A cluster is a set of loosely coupled, independent computer systems that behave as a single system. Client applications interact with a cluster as if it is a single high-performance, highly reliable server. System managers view a cluster much as they see a single server. Cluster technology is readily adaptable to low-cost, industry-standard computer technology and interconnects.
Clustering can take many forms. A cluster may be nothing more than a set of standard personal computers interconnected by Ethernet. At the other end of the spectrum, the hardware structure may consist of high-performance SMP systems connected via a high-performance communications and I/O bus. In both cases, processing power can be increased in small incremental steps by adding another commodity system. To a client application, the cluster provides the illusion of a single server, or single-system image, even though it may be composed of many systems.
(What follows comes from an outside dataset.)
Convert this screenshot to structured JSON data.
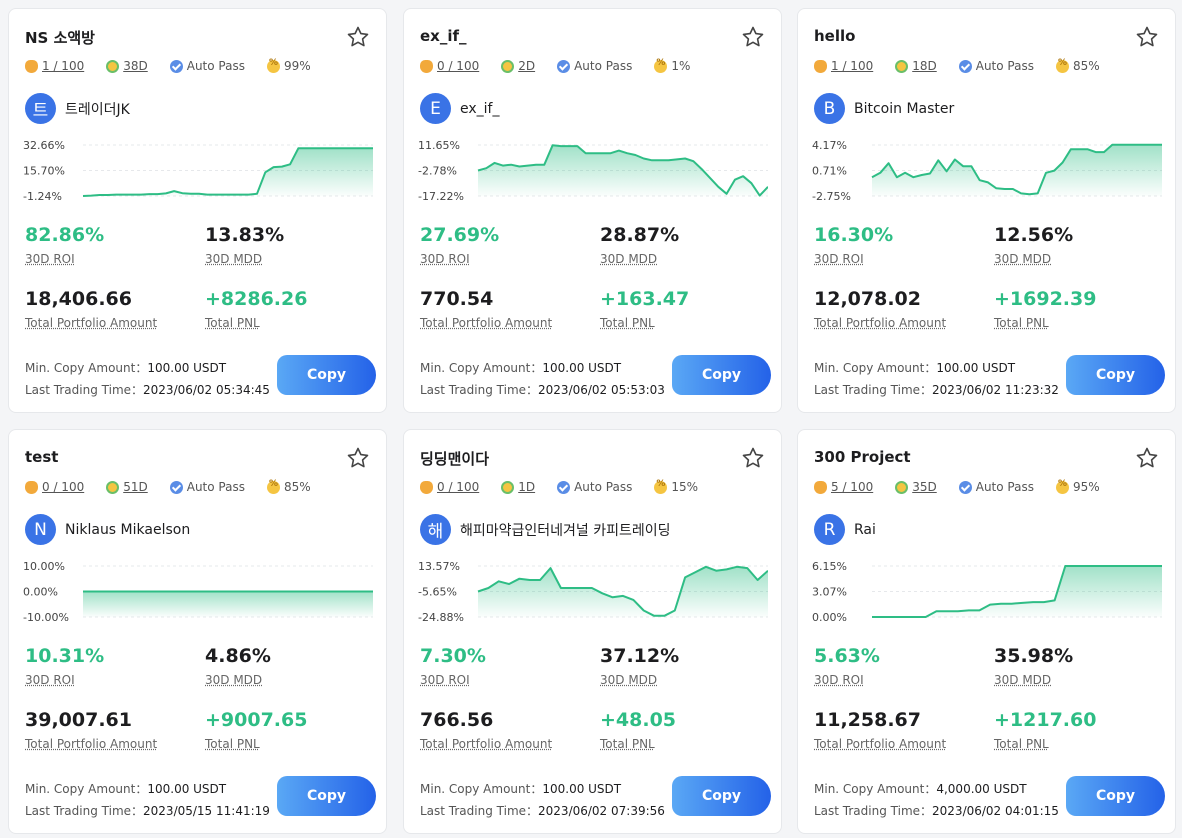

Additional systems can be added to the cluster as needed to process more complex or an increasing number of requests from the clients. If one system in a cluster fails, its workload can be automatically dispersed among the remaining systems. This transfer is frequently transparent to the client.
Two principal software models are used in clustering today: shared disk and shared nothing. In the shared disk model, software running on any system in the cluster may access any resource (e.g., a disk) connected to any system in the cluster. If two systems need to see the same data, the data must either be read twice from the disk or copied from one system to another. As in an SMP system, the application must synchronize and serialize its access to shared data. Typically a Distributed Lock Manager (DLM) is used to help with this synchronization. A DLM is a service provided to applications that tracks references to resources throughout the cluster. If more than one system attempts to reference a single resource, the DLM will recognize and resolve the potential conflict. DLM coordination, however, may cause additional message traffic and reduce performance because of the associated serialized access to additional systems. One approach to reducing these problems is the shared nothing software model.
In the shared nothing software model, each system within the cluster owns a subset of the cluster's resources. Only one system may own and access a particular resource at a time, although, on a failure, another dynamically determined system may take ownership of the resource. In addition, requests from clients are automatically routed to the system that owns the resource.
For example, if a client request requires access to resources owned by multiple systems, one system is chosen to host the request. The host system analyzes the client request and ships sub-requests to the appropriate systems. Each system executes the sub-request and returns only the required response to the host system. The host system assembles a final response and sends it to the client.
A single system request on the host system describes a high-level function (such as a multiple data record retrieve) that generates a great deal of system activity (such as multiple disk reads) and the associated traffic does not appear on the cluster interconnect until the final desired data is found. By utilizing an application that is distributed over multiple clustered systems, such as a database, overall system performance is not limited by a single computer's hardware limitations.
The shared disk and shared nothing models can be supported within the same cluster. Some software can most easily exploit the capabilities of the cluster through the shared disk model. This software includes applications and services that require only modest (and read-intensive) shared access to data, as well as applications or workloads that are very difficult to partition. Applications that require maximum scalability should use the cluster's shared nothing support.